I may be in love…. A guy named Jack from the UK wrote me this weekend to tell me that I was missing a “full stop,” otherwise known as a period. On my website, Jack thought I should have a period after the word say where it says “Create content for organizations with something to say.”

Jack, you made my day. For a man to care so much about punctuation that he takes the time to offer his suggestions… ah, that’s heaven to me. I respectfully disagree with your assessment, however, seeing as the phrase is not a complete sentence. Perhaps I should make it title case, though.

Jack brings to mind my ongoing love affair with punctuation, proven by the fact that I once gave an online chat guy my phone number when he used a semicolon correctly. I love the rigidness of the rules, and, even more, I love to break them for emphasis.

Here are my favorites:

  1. Ellipses Marks
    Oh… how I love the pregnant pause that a well-placed set of ellipses marks will give a sentence.

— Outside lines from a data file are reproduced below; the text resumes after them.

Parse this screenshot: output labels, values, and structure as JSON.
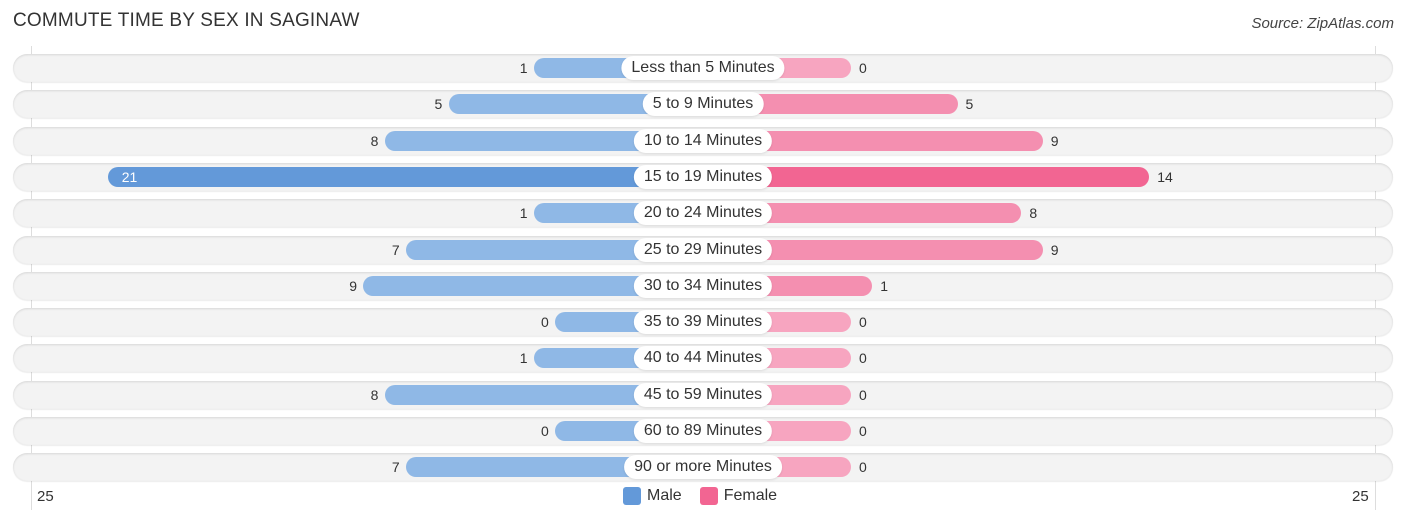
{
  "header": {
    "title": "COMMUTE TIME BY SEX IN SAGINAW",
    "source": "Source: ZipAtlas.com"
  },
  "colors": {
    "male": "#8fb8e6",
    "male_strong": "#6399d9",
    "female": "#f7a5c0",
    "female_strong": "#f26592"
  },
  "chart_data": {
    "type": "bar",
    "orientation": "horizontal-diverging",
    "title": "COMMUTE TIME BY SEX IN SAGINAW",
    "categories": [
      "Less than 5 Minutes",
      "5 to 9 Minutes",
      "10 to 14 Minutes",
      "15 to 19 Minutes",
      "20 to 24 Minutes",
      "25 to 29 Minutes",
      "30 to 34 Minutes",
      "35 to 39 Minutes",
      "40 to 44 Minutes",
      "45 to 59 Minutes",
      "60 to 89 Minutes",
      "90 or more Minutes"
    ],
    "series": [
      {
        "name": "Male",
        "values": [
          1,
          5,
          8,
          21,
          1,
          7,
          9,
          0,
          1,
          8,
          0,
          7
        ]
      },
      {
        "name": "Female",
        "values": [
          0,
          5,
          9,
          14,
          8,
          9,
          1,
          0,
          0,
          0,
          0,
          0
        ]
      }
    ],
    "axis": {
      "left_tick": "25",
      "right_tick": "25",
      "max": 25
    },
    "legend": {
      "position": "bottom-center",
      "entries": [
        "Male",
        "Female"
      ]
    }
  }
}
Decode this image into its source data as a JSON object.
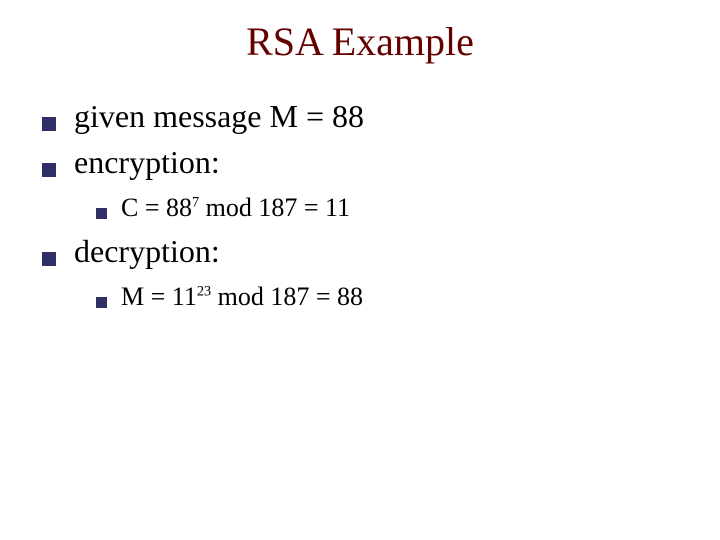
{
  "title": "RSA Example",
  "lines": {
    "l1": "given message M = 88",
    "l2": "encryption:",
    "l3_pre": "C = 88",
    "l3_sup": "7",
    "l3_post": " mod 187 = 11",
    "l4": "decryption:",
    "l5_pre": "M = 11",
    "l5_sup": "23",
    "l5_post": " mod 187 = 88"
  }
}
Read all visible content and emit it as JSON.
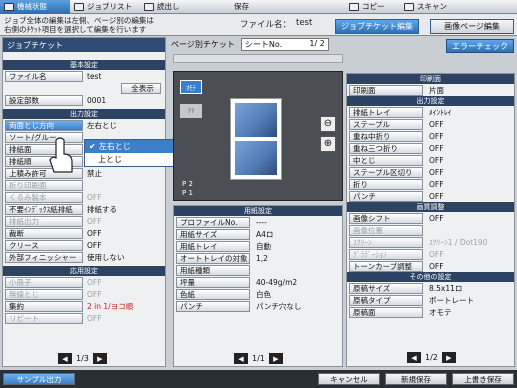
{
  "menubar": [
    {
      "label": "機械状態",
      "active": true
    },
    {
      "label": "ジョブリスト"
    },
    {
      "label": "読出し"
    },
    {
      "label": "保存"
    },
    {
      "label": "コピー"
    },
    {
      "label": "スキャン"
    }
  ],
  "info": {
    "line1": "ジョブ全体の編集は左側、ページ別の編集は",
    "line2": "右側のﾁｹｯﾄ項目を選択して編集を行います",
    "filename_label": "ファイル名：",
    "filename": "test"
  },
  "tabs": {
    "job_ticket_edit": "ジョブチケット編集",
    "image_page_edit": "画像ページ編集"
  },
  "left": {
    "title": "ジョブチケット",
    "basic_header": "基本設定",
    "file_name_label": "ファイル名",
    "file_name": "test",
    "show_all": "全表示",
    "copies_label": "設定部数",
    "copies": "0001",
    "output_header": "出力設定",
    "rows": [
      {
        "label": "両面とじ方向",
        "value": "左右とじ",
        "sel": true
      },
      {
        "label": "ソート/グルー",
        "value": ""
      },
      {
        "label": "排紙面",
        "value": ""
      },
      {
        "label": "排紙順",
        "value": "順方向"
      },
      {
        "label": "上積み許可",
        "value": "禁止"
      },
      {
        "label": "折り印刷面",
        "value": "",
        "dis": true
      },
      {
        "label": "くるみ製本",
        "value": "OFF",
        "dis": true
      },
      {
        "label": "不要ｲﾝﾃﾞｯｸｽ紙排紙",
        "value": "排紙する"
      },
      {
        "label": "排紙出力",
        "value": "OFF",
        "dis": true
      },
      {
        "label": "裁断",
        "value": "OFF"
      },
      {
        "label": "クリース",
        "value": "OFF"
      },
      {
        "label": "外部フィニッシャー",
        "value": "使用しない"
      }
    ],
    "apply_header": "応用設定",
    "apply_rows": [
      {
        "label": "小冊子",
        "value": "OFF",
        "dis": true
      },
      {
        "label": "無線とじ",
        "value": "OFF",
        "dis": true
      },
      {
        "label": "集約",
        "value": "2 in 1/ヨコ順",
        "red": true
      },
      {
        "label": "リピート",
        "value": "OFF",
        "dis": true
      }
    ],
    "page": "1/3"
  },
  "dropdown": {
    "items": [
      "左右とじ",
      "上とじ"
    ],
    "checked": "✔"
  },
  "mid": {
    "title": "ページ別チケット",
    "sheet_label": "シートNo.",
    "sheet_value": "1/  2",
    "error_check": "エラーチェック",
    "order_btn": "ｵﾓﾃ",
    "page_btn": "??",
    "p2": "P 2",
    "p1": "P 1",
    "paper_header": "用紙設定",
    "rows": [
      {
        "label": "プロファイルNo.",
        "value": "----"
      },
      {
        "label": "用紙サイズ",
        "value": "A4ロ"
      },
      {
        "label": "用紙トレイ",
        "value": "自動"
      },
      {
        "label": "オートトレイの対象",
        "value": "1,2"
      },
      {
        "label": "用紙種類",
        "value": ""
      },
      {
        "label": "坪量",
        "value": "40-49g/m2"
      },
      {
        "label": "色紙",
        "value": "白色"
      },
      {
        "label": "パンチ",
        "value": "パンチ穴なし"
      }
    ],
    "page": "1/1"
  },
  "right": {
    "print_header": "印刷面",
    "print_label": "印刷面",
    "print_value": "片面",
    "output_header": "出力設定",
    "rows": [
      {
        "label": "排紙トレイ",
        "value": "ﾒｲﾝﾄﾚｲ"
      },
      {
        "label": "ステープル",
        "value": "OFF"
      },
      {
        "label": "重ね中折り",
        "value": "OFF"
      },
      {
        "label": "重ね三つ折り",
        "value": "OFF"
      },
      {
        "label": "中とじ",
        "value": "OFF"
      },
      {
        "label": "ステープル区切り",
        "value": "OFF"
      },
      {
        "label": "折り",
        "value": "OFF"
      },
      {
        "label": "パンチ",
        "value": "OFF"
      }
    ],
    "img_header": "画質調整",
    "img_rows": [
      {
        "label": "画像シフト",
        "value": "OFF"
      },
      {
        "label": "画像位置",
        "value": "",
        "dis": true
      },
      {
        "label": "ｽｸﾘｰﾝ",
        "value": "ｽｸﾘｰﾝ1 / Dot190",
        "dis": true
      },
      {
        "label": "ｸﾞﾗﾃﾞｰｼｮﾝ",
        "value": "OFF",
        "dis": true
      },
      {
        "label": "トーンカーブ調整",
        "value": "OFF"
      }
    ],
    "other_header": "その他の設定",
    "other_rows": [
      {
        "label": "原稿サイズ",
        "value": "8.5x11ロ"
      },
      {
        "label": "原稿タイプ",
        "value": "ポートレート"
      },
      {
        "label": "原稿面",
        "value": "オモテ"
      }
    ],
    "page": "1/2"
  },
  "bottom": {
    "sample": "サンプル出力",
    "cancel": "キャンセル",
    "new_save": "新規保存",
    "overwrite": "上書き保存"
  }
}
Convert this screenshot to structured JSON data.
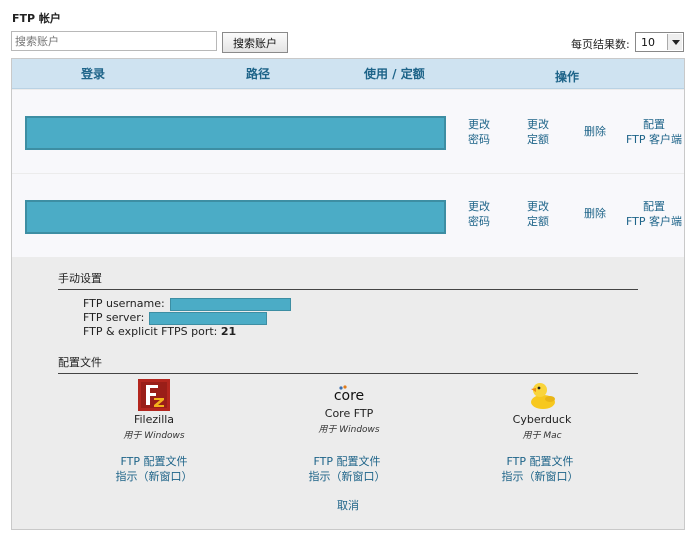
{
  "title": "FTP 帐户",
  "search": {
    "placeholder": "搜索账户",
    "button": "搜索账户"
  },
  "per_page": {
    "label": "每页结果数:",
    "value": "10"
  },
  "columns": [
    "登录",
    "路径",
    "使用 / 定额",
    "操作"
  ],
  "rows": [
    {
      "actions": [
        "更改\n密码",
        "更改\n定额",
        "删除",
        "配置\nFTP 客户端"
      ]
    },
    {
      "actions": [
        "更改\n密码",
        "更改\n定额",
        "删除",
        "配置\nFTP 客户端"
      ]
    }
  ],
  "manual": {
    "title": "手动设置",
    "username_label": "FTP username:",
    "server_label": "FTP server:",
    "port_label": "FTP & explicit FTPS port:",
    "port_value": "21"
  },
  "config": {
    "title": "配置文件",
    "clients": [
      {
        "name": "Filezilla",
        "os": "用于 Windows",
        "icon": "filezilla-icon",
        "file_link": "FTP 配置文件",
        "guide_link": "指示（新窗口）"
      },
      {
        "name": "Core FTP",
        "os": "用于 Windows",
        "icon": "coreftp-icon",
        "file_link": "FTP 配置文件",
        "guide_link": "指示（新窗口）"
      },
      {
        "name": "Cyberduck",
        "os": "用于 Mac",
        "icon": "cyberduck-icon",
        "file_link": "FTP 配置文件",
        "guide_link": "指示（新窗口）"
      }
    ]
  },
  "cancel": "取消",
  "colors": {
    "header_bg": "#cfe3f1",
    "link": "#1e6489",
    "redacted": "#4bacc6"
  }
}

I take care to use three periods mid-sentence, and four at the end of a sentence.
  2. The En Dash
    Again — this mark of punctuation matches my flair for the dramatic. For me, the standard is [space][en dash][space]. Microsoft Word gives you an en dash automatically when you type two dashes together. I think the en dash is so much more elegant than the em dash, which I consider overkill. The rule books say I’m supposed to use the em dash for a break in a sentence, but this is a rule I like to break.
  3. Colons
    I love using a colon between two sentences: the way they melt together is simply art. The second sentence explains or expands on the first and offers a lovely variation of back-to-back sentences.
  4. Semicolons
    A semicolon can bring two sentences together; act as a ‘super comma’ for lists within lists, plus lists with extra commas; and can get you my phone number.
  5. The Good Old Period
    Really, there’s no beating a simple period to make a statement. No, really.